O presidente chinês Hu Jintao cancelou sua participação no encontro do G8 e retornou as pressas à China para lidar com a onda de violência étnica que assola a província de Xinjiang, no noroeste do país, informou a imprensa estatal chinesa nesta quarta-feira. Hu Jintao estava na Itália, onde participaria da reunião do G8 na quinta-feira.

Devido à sua ausência, a China agora será representada pelo conselheiro de Estado Dai Bingguo.

Após a Itália, Hu Jintao passaria por Portugal, mas a viagem a Lisboa também foi cancelada e não há previsão de uma nova data para a visita.

A onda de violência que preocupa as autoridades chinesas começou no domingo na cidade de Ürumqi, quando integrantes da minoria étnica muçulmana uigur entraram em confronto com chineses da etnia han, que representam cerca de 90% da população.

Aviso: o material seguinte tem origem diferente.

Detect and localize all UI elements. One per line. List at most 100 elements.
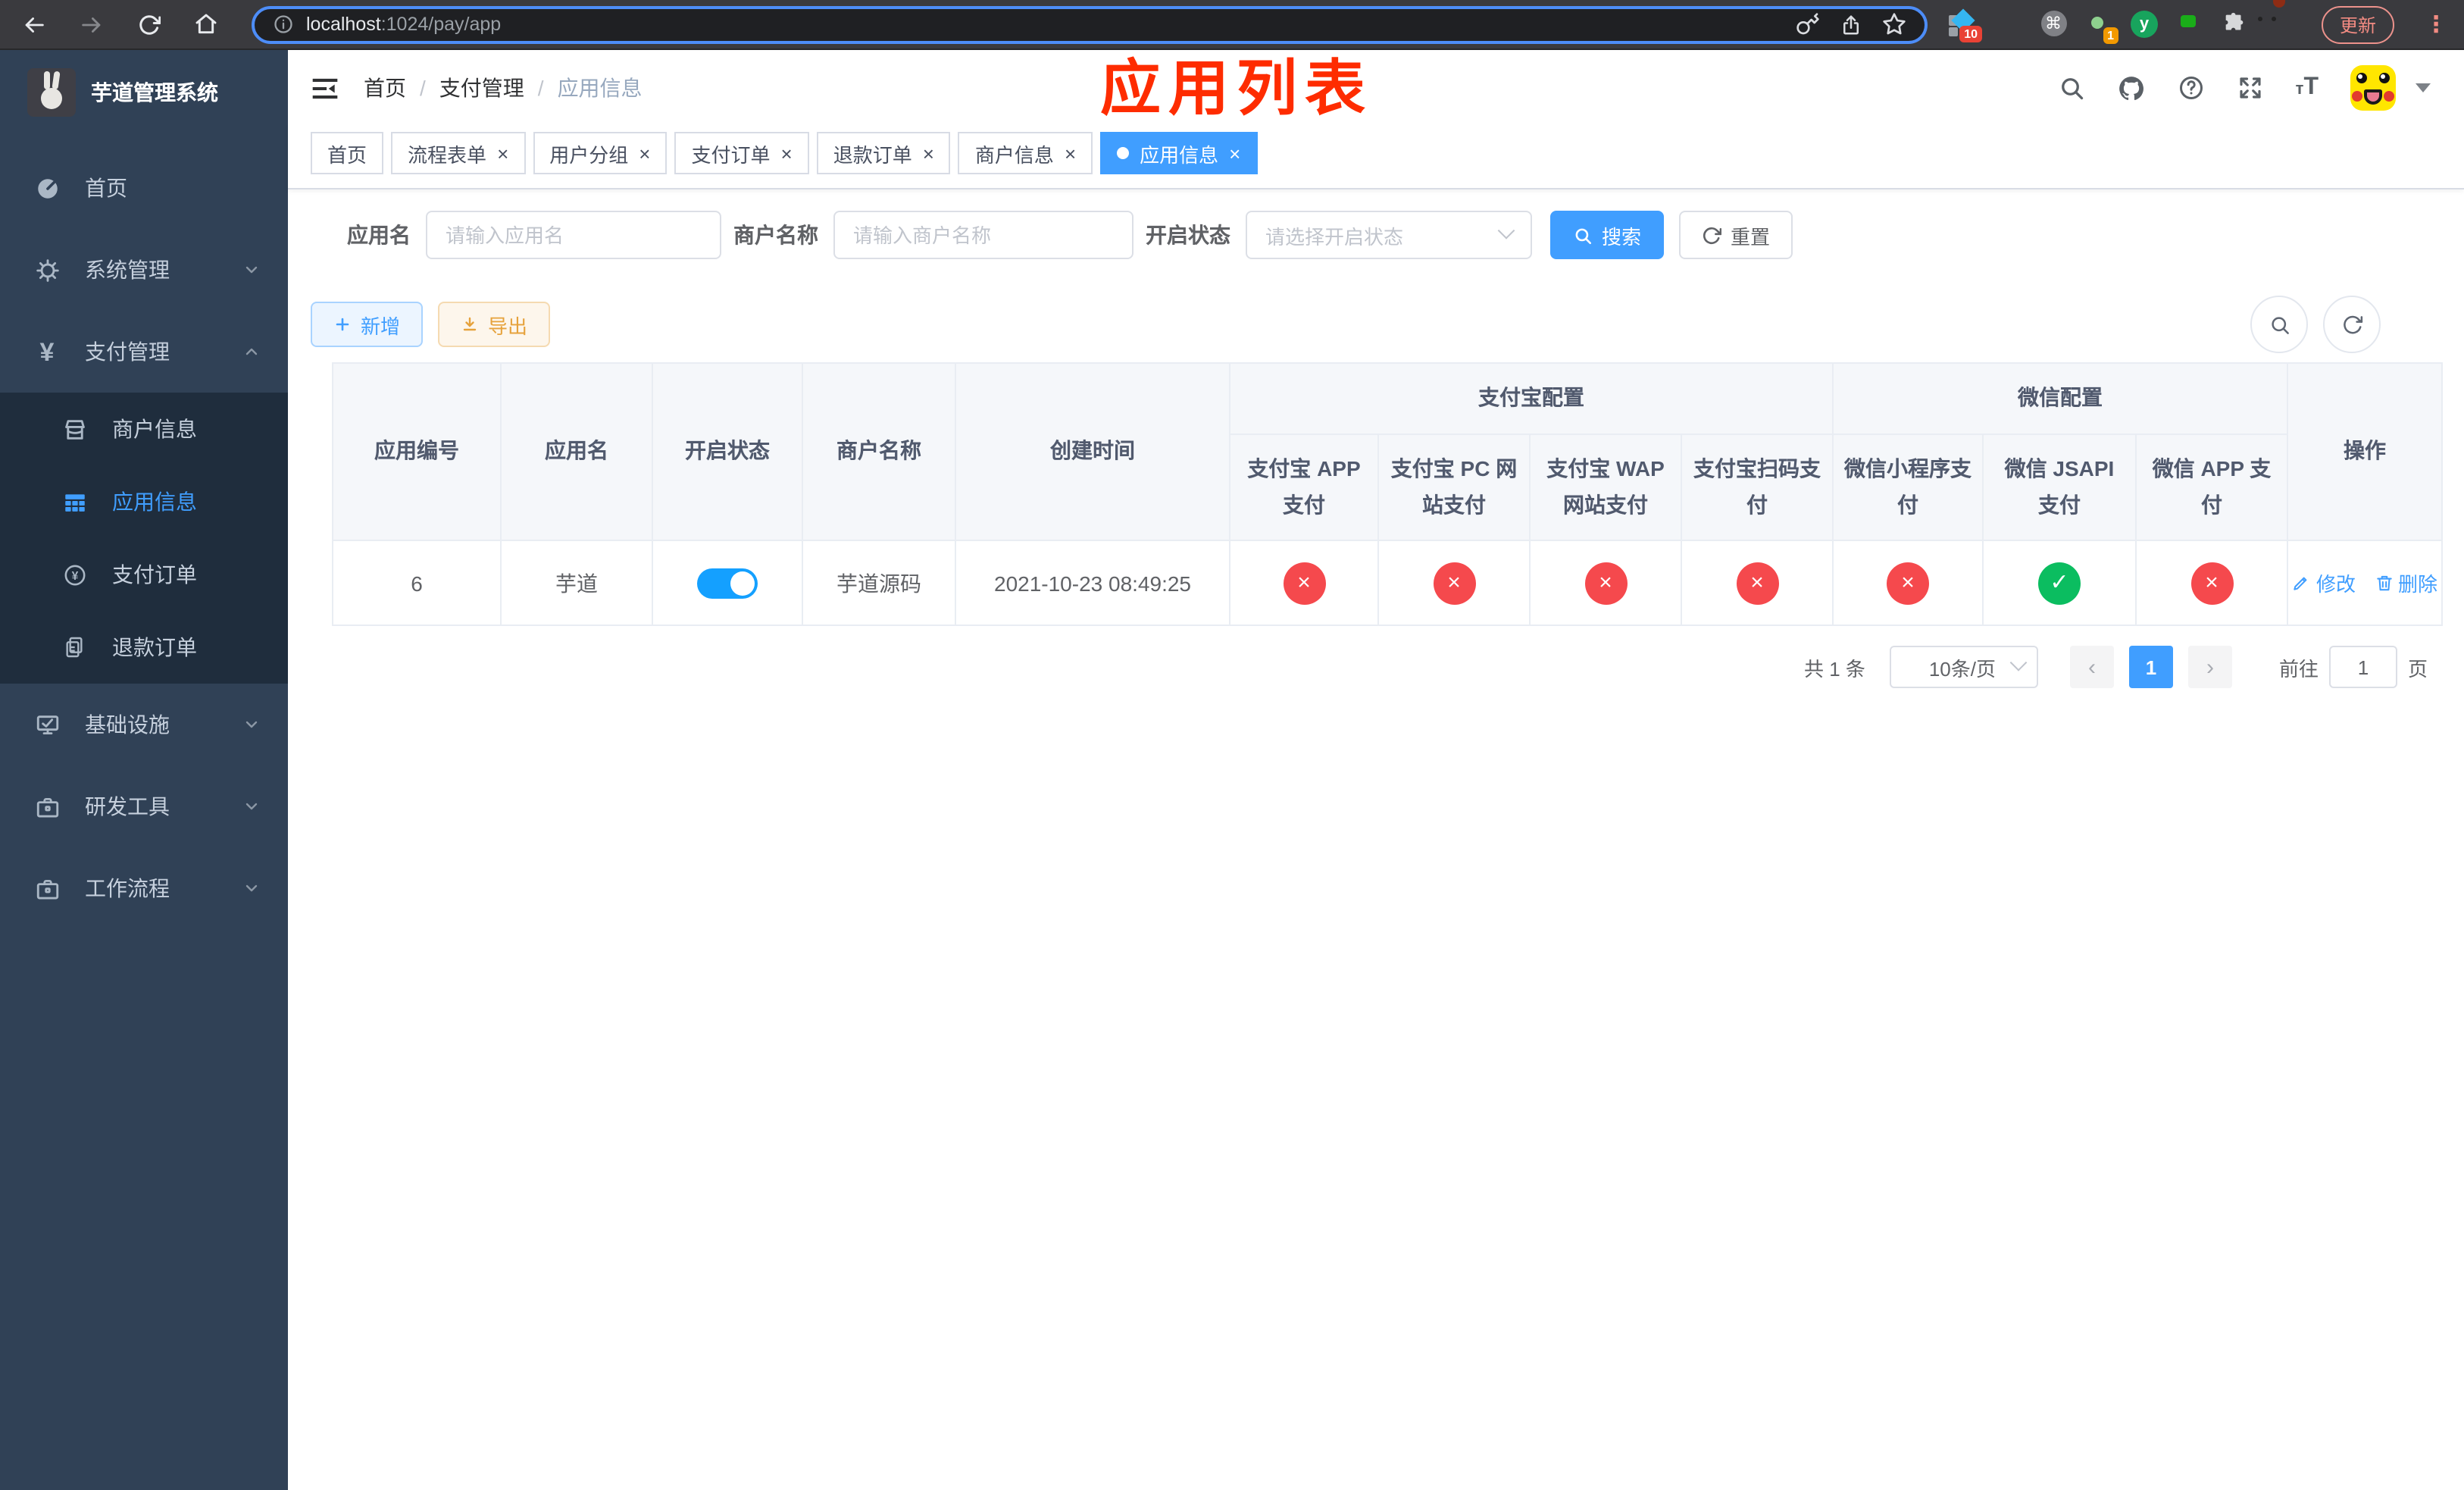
page-number-current[interactable]: 1 bbox=[2128, 646, 2173, 688]
sidebar-item-label: 支付订单 bbox=[112, 562, 197, 587]
github-icon[interactable] bbox=[2117, 74, 2146, 102]
browser-back-icon[interactable] bbox=[15, 6, 52, 42]
col-group-alipay: 支付宝配置 bbox=[1229, 362, 1834, 435]
extension-balloon-icon[interactable] bbox=[1994, 11, 2022, 38]
tab-label: 支付订单 bbox=[691, 143, 771, 166]
shop-icon bbox=[58, 416, 91, 442]
sidebar-item-dev-tools[interactable]: 研发工具 bbox=[0, 765, 288, 847]
status-select[interactable]: 请选择开启状态 bbox=[1246, 211, 1532, 259]
chevron-down-icon bbox=[242, 715, 261, 734]
extension-command-icon[interactable]: ⌘ bbox=[2040, 11, 2067, 38]
url-bar[interactable]: localhost:1024/pay/app bbox=[252, 5, 1928, 43]
monitor-icon bbox=[30, 712, 64, 737]
app-name-label: 应用名 bbox=[347, 223, 411, 247]
export-button[interactable]: 导出 bbox=[438, 302, 551, 347]
next-page-button[interactable]: › bbox=[2187, 646, 2232, 688]
avatar[interactable] bbox=[2350, 65, 2396, 111]
merchant-name-input[interactable] bbox=[833, 211, 1134, 259]
delete-link[interactable]: 删除 bbox=[2374, 568, 2437, 597]
col-actions: 操作 bbox=[2287, 362, 2443, 541]
browser-forward-icon[interactable] bbox=[73, 6, 109, 42]
reset-button[interactable]: 重置 bbox=[1679, 211, 1793, 259]
bookmark-star-icon[interactable] bbox=[1882, 12, 1906, 36]
tab-label: 流程表单 bbox=[408, 143, 487, 166]
sidebar-item-payment[interactable]: ¥ 支付管理 bbox=[0, 311, 288, 393]
search-icon[interactable] bbox=[2058, 74, 2085, 102]
sidebar: 芋道管理系统 首页 系统管理 ¥ 支付管理 商户信息 应用信息 ¥ 支付订单 退… bbox=[0, 50, 288, 1490]
chevron-down-icon bbox=[2009, 654, 2028, 671]
breadcrumb-home[interactable]: 首页 bbox=[364, 73, 406, 103]
tab-user-group[interactable]: 用户分组 × bbox=[533, 132, 668, 174]
tab-label: 商户信息 bbox=[974, 143, 1054, 166]
breadcrumb-section[interactable]: 支付管理 bbox=[439, 73, 524, 103]
tab-merchant-info[interactable]: 商户信息 × bbox=[958, 132, 1093, 174]
col-alipay-qr: 支付宝扫码支付 bbox=[1681, 434, 1834, 541]
grid-table-icon bbox=[58, 489, 91, 515]
page-size-select[interactable]: 10条/页 bbox=[1889, 646, 2038, 688]
close-icon[interactable]: × bbox=[923, 143, 934, 163]
browser-menu-icon[interactable]: ⋮ bbox=[2425, 11, 2447, 38]
extensions-row: 10 ⌘ 1 y 更新 ⋮ bbox=[1949, 0, 2447, 44]
help-icon[interactable] bbox=[2178, 74, 2205, 102]
font-size-icon[interactable]: тT bbox=[2296, 75, 2319, 100]
status-badge-alipay-qr: × bbox=[1736, 562, 1778, 604]
tab-pay-order[interactable]: 支付订单 × bbox=[674, 132, 809, 174]
fullscreen-icon[interactable] bbox=[2237, 74, 2264, 102]
page-size-value: 10条/页 bbox=[1928, 657, 1996, 680]
goto-page-input[interactable] bbox=[2328, 646, 2397, 688]
sidebar-item-refund-order[interactable]: 退款订单 bbox=[0, 611, 288, 684]
saved-password-key-icon[interactable] bbox=[1796, 12, 1820, 36]
status-badge-alipay-pc: × bbox=[1433, 562, 1475, 604]
sidebar-item-pay-order[interactable]: ¥ 支付订单 bbox=[0, 538, 288, 611]
sidebar-item-merchant[interactable]: 商户信息 bbox=[0, 393, 288, 465]
tags-view-bar: 首页× 流程表单 × 用户分组 × 支付订单 × 退款订单 × 商户信息 × 应用信息 × bbox=[288, 126, 2464, 189]
sidebar-fold-icon[interactable] bbox=[311, 74, 339, 102]
briefcase-icon bbox=[30, 875, 64, 901]
app-title: 芋道管理系统 bbox=[91, 80, 218, 105]
briefcase-icon bbox=[30, 794, 64, 819]
sidebar-item-app-info[interactable]: 应用信息 bbox=[0, 465, 288, 538]
browser-reload-icon[interactable] bbox=[130, 6, 167, 42]
sidebar-item-workflow[interactable]: 工作流程 bbox=[0, 847, 288, 929]
extension-recorder-icon[interactable]: 1 bbox=[2085, 11, 2118, 44]
refresh-table-button[interactable] bbox=[2323, 296, 2381, 353]
share-icon[interactable] bbox=[1840, 13, 1862, 36]
tab-home[interactable]: 首页× bbox=[311, 132, 384, 174]
site-info-icon[interactable] bbox=[273, 14, 294, 35]
extension-diamond-icon[interactable]: 10 bbox=[1949, 8, 1982, 42]
prev-page-button[interactable]: ‹ bbox=[2069, 646, 2114, 688]
sidebar-item-infra[interactable]: 基础设施 bbox=[0, 684, 288, 765]
sidebar-item-label: 基础设施 bbox=[85, 712, 170, 737]
extension-yudao-icon[interactable]: y bbox=[2131, 11, 2158, 38]
browser-home-icon[interactable] bbox=[188, 6, 224, 42]
table-row: 6 芋道 芋道源码 2021-10-23 08:49:25 × × × × × bbox=[332, 540, 2443, 626]
close-icon[interactable]: × bbox=[639, 143, 650, 163]
close-icon[interactable]: × bbox=[1229, 143, 1240, 163]
edit-link[interactable]: 修改 bbox=[2292, 568, 2356, 597]
add-button[interactable]: 新增 bbox=[311, 302, 424, 347]
yen-circle-icon: ¥ bbox=[58, 562, 91, 587]
close-icon[interactable]: × bbox=[1065, 143, 1076, 163]
tab-process-form[interactable]: 流程表单 × bbox=[391, 132, 526, 174]
tab-app-info[interactable]: 应用信息 × bbox=[1100, 132, 1258, 174]
chevron-down-icon[interactable] bbox=[2416, 83, 2431, 92]
close-icon[interactable]: × bbox=[497, 143, 508, 163]
sidebar-item-home[interactable]: 首页 bbox=[0, 147, 288, 229]
sidebar-item-label: 研发工具 bbox=[85, 794, 170, 819]
extension-chat-icon[interactable] bbox=[2176, 11, 2203, 38]
tab-label: 首页 bbox=[327, 143, 367, 166]
document-copy-icon bbox=[58, 635, 91, 659]
extensions-puzzle-icon[interactable] bbox=[2222, 11, 2249, 38]
tab-refund-order[interactable]: 退款订单 × bbox=[816, 132, 951, 174]
close-icon[interactable]: × bbox=[781, 143, 793, 163]
search-button[interactable]: 搜索 bbox=[1550, 211, 1665, 259]
sidebar-item-system[interactable]: 系统管理 bbox=[0, 229, 288, 311]
status-toggle[interactable] bbox=[697, 568, 758, 598]
chevron-up-icon bbox=[242, 343, 261, 361]
browser-update-button[interactable]: 更新 bbox=[2322, 5, 2395, 43]
app-name-input[interactable] bbox=[426, 211, 721, 259]
status-label: 开启状态 bbox=[1146, 223, 1230, 247]
sidebar-item-label: 退款订单 bbox=[112, 635, 197, 659]
extension-emoji-icon[interactable] bbox=[2258, 0, 2294, 38]
toggle-search-button[interactable] bbox=[2250, 296, 2308, 353]
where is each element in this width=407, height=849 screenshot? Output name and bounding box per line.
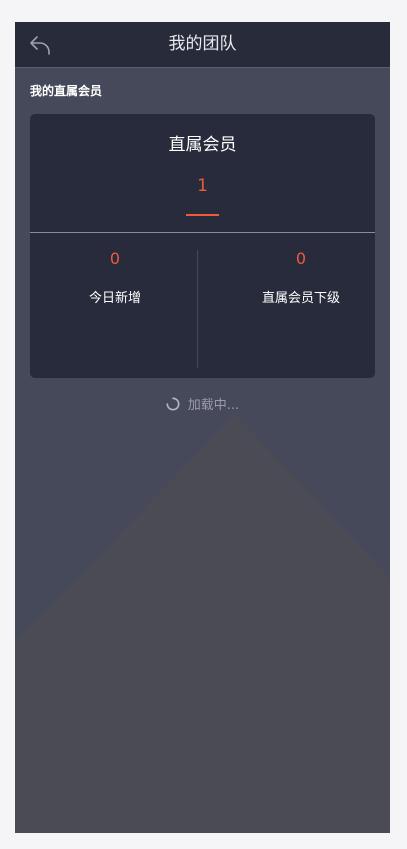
- stat-subordinates[interactable]: 0 直属会员下级: [203, 233, 375, 378]
- page-title: 我的团队: [168, 34, 237, 54]
- member-count: 1: [197, 176, 208, 196]
- loading-text: 加载中...: [187, 398, 240, 413]
- section-label: 我的直属会员: [30, 84, 103, 98]
- direct-members-card: 直属会员 1 0 今日新增 0 直属会员下级: [30, 114, 375, 378]
- stat-value: 0: [295, 249, 307, 268]
- stat-label: 直属会员下级: [261, 291, 340, 306]
- spinner-icon: [166, 397, 180, 410]
- stat-value: 0: [109, 249, 121, 268]
- column-divider: [197, 250, 198, 368]
- count-underline: [186, 214, 219, 216]
- card-title: 直属会员: [168, 135, 237, 155]
- stat-label: 今日新增: [88, 291, 141, 306]
- phone-screen: 我的团队 我的直属会员 直属会员 1 0 今日新增 0 直属会员下级 加载中..…: [15, 22, 390, 833]
- loading-indicator: 加载中...: [15, 394, 390, 413]
- stat-today-new[interactable]: 0 今日新增: [30, 233, 202, 378]
- app-header: 我的团队: [15, 22, 390, 68]
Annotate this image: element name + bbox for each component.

Mais de 156 pessoas morreram e mil ficaram feridas até o momento, de acordo com dados oficiais.

A secretária de Estado Norte-Americana, Hillary Clinton, e o secretário-geral da Organização da Nações Unidas (ONU), Ban Ki-Moon, pediram que os manifestantes e o governo tenham moderação.

A polícia deteve 1,4 mil suspeitos, que estão sendo interrogados.

Segundo as autoridades, a maioria dos mortos é da etnia han.

Grupos ligados aos uigures, no entanto, afirmam que 90% das vítimas fatais são desta etnia.

A imprensa internacional ainda não conseguiu averiguar o número independentemente.

Vigilância
Fontes da BBC em Ürumqi disseram, nesta quarta-feira, que a cidade está sob forte vigilância, como se estivesse sob lei marcial, embora o governo ainda não tenha decretado este estado.

As ruas estão tomadas por guardas milicianos e por caminhões com homens fortemente armados. Helicópteros sobrevoam a capital da província de Xinjiang e a situação é tensa.

O retorno de Hu Jintao se segue a novos protestos ocorridos na terça-feira, quando manifestantes de ambas as etnias foram às ruas de Ürumqi.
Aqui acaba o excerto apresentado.